One interpretation of the difference found for the two sites is that the method was valid for site B but that the noise estimation process failed at site A. Alternatively one could argue that it reflects a general failure of the retrospective exposure assessment method. The same hygienists were responsible for estimation at both sites but the work for site A was carried out first. It is conceivable that there was a learning process with less error when they reached site B. Interestingly, their prior expectation had been that estimation for site A would be superior because there was a greater amount of noise survey information there: survey information was used directly for 85% of person-years of employment at site A, compared to 64% at site B.

There are a number of other possible explanations for the lack of a predictive relation at site A. For example, the problem could lie in the quality of the hearing test data: if there is sufficient random measurement error in an outcome or exposure measure, genuine relationships can be obscured.
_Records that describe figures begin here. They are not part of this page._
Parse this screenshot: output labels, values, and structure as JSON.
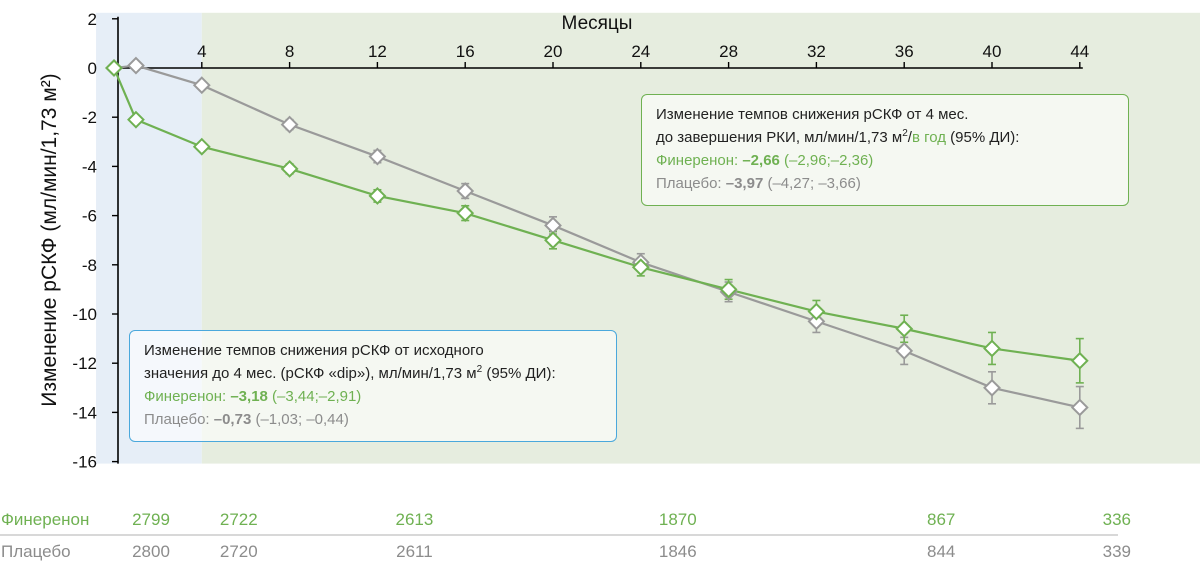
{
  "chart_data": {
    "type": "line",
    "title": "",
    "xlabel": "Месяцы",
    "ylabel": "Изменение рСКФ (мл/мин/1,73 м²)",
    "xlim": [
      -1,
      44
    ],
    "ylim": [
      -16,
      2
    ],
    "x_ticks": [
      4,
      8,
      12,
      16,
      20,
      24,
      28,
      32,
      36,
      40,
      44
    ],
    "y_ticks": [
      2,
      0,
      -2,
      -4,
      -6,
      -8,
      -10,
      -12,
      -14,
      -16
    ],
    "colors": {
      "finerenone": "#6fb152",
      "placebo": "#9a9a9a",
      "bg_blue": "#e6eef7",
      "bg_green": "#e6eddf"
    },
    "series": [
      {
        "name": "Финеренон",
        "color": "#6fb152",
        "x": [
          0,
          1,
          4,
          8,
          12,
          16,
          20,
          24,
          28,
          32,
          36,
          40,
          44
        ],
        "y": [
          0,
          -2.1,
          -3.2,
          -4.1,
          -5.2,
          -5.9,
          -7.0,
          -8.1,
          -9.0,
          -9.9,
          -10.6,
          -11.4,
          -11.9
        ],
        "err": [
          0,
          0.15,
          0.15,
          0.2,
          0.25,
          0.3,
          0.35,
          0.35,
          0.4,
          0.45,
          0.55,
          0.65,
          0.9
        ]
      },
      {
        "name": "Плацебо",
        "color": "#9a9a9a",
        "x": [
          0,
          1,
          4,
          8,
          12,
          16,
          20,
          24,
          28,
          32,
          36,
          40,
          44
        ],
        "y": [
          0,
          0.1,
          -0.7,
          -2.3,
          -3.6,
          -5.0,
          -6.4,
          -7.9,
          -9.1,
          -10.3,
          -11.5,
          -13.0,
          -13.8
        ],
        "err": [
          0,
          0.1,
          0.15,
          0.2,
          0.25,
          0.3,
          0.35,
          0.35,
          0.4,
          0.45,
          0.55,
          0.65,
          0.85
        ]
      }
    ],
    "at_risk": {
      "x": [
        0,
        4,
        12,
        24,
        36,
        44
      ],
      "rows": [
        {
          "label": "Финеренон",
          "values": [
            "2799",
            "2722",
            "2613",
            "1870",
            "867",
            "336"
          ]
        },
        {
          "label": "Плацебо",
          "values": [
            "2800",
            "2720",
            "2611",
            "1846",
            "844",
            "339"
          ]
        }
      ]
    }
  },
  "annotations": {
    "top": {
      "line1": "Изменение темпов снижения рСКФ от 4 мес.",
      "line2_a": "до завершения РКИ, мл/мин/1,73 м",
      "line2_sup": "2",
      "line2_b": "/",
      "line2_c": "в год",
      "line2_d": " (95% ДИ):",
      "fin_label": "Финеренон: ",
      "fin_value": "–2,66",
      "fin_ci": " (–2,96;–2,36)",
      "pla_label": "Плацебо: ",
      "pla_value": "–3,97",
      "pla_ci": " (–4,27; –3,66)"
    },
    "bottom": {
      "line1": "Изменение темпов снижения рСКФ от исходного",
      "line2_a": "значения до 4 мес. (рСКФ «dip»), мл/мин/1,73 м",
      "line2_sup": "2",
      "line2_d": " (95% ДИ):",
      "fin_label": "Финеренон: ",
      "fin_value": "–3,18",
      "fin_ci": " (–3,44;–2,91)",
      "pla_label": "Плацебо: ",
      "pla_value": "–0,73",
      "pla_ci": " (–1,03; –0,44)"
    }
  }
}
The majority (79%) of the audiograms used for analysis at site A were first audiograms and, as already noted, there was some evidence that results from the first audiogram were less reliable indicators of hearing loss. Another problem was the small number of “unexposed subjects” at site A, which would have limited the power of categorical analysis.

There was a slight suggestion that noise levels might have been systematically overestimated at site A. If this was true then, provided that the ranking of worker’s exposures was correctly captured, the exposure estimates could still be predictive of disease if the appropriate threshold was used and there were sufficient exposed subjects. Another possibility is that exposure measurement error was not systematic, but that there was underestimation for those assigned to the low exposure group. This could come about, for example, if the assumptions about the use of hearing protection were invalid.

Considerable efforts have been made to delineate best principles for retrospective assessment of exposure in epidemiology,¹⁴ yet the process has been likening to solving a mystery¹⁵ and the search of new methods and opportunities is ongoing.¹⁶ The difficulty of the task will vary with the exposure, the design, the subjects, and time span: our study spanned almost 50 years of company history at both sites, with each subject being assessed for a ubiquitous exposure under an average of five job × building combinations. We were fortunate to have had an opportunity to perform a validation study at little cost, albeit based on imperfect data. The existence of this study which, in our opinion, supports the exposure assessment for one site at least, will considerably strengthen the conclusions that can be drawn from our main investigation into the effect of noise on cardiovascular disease.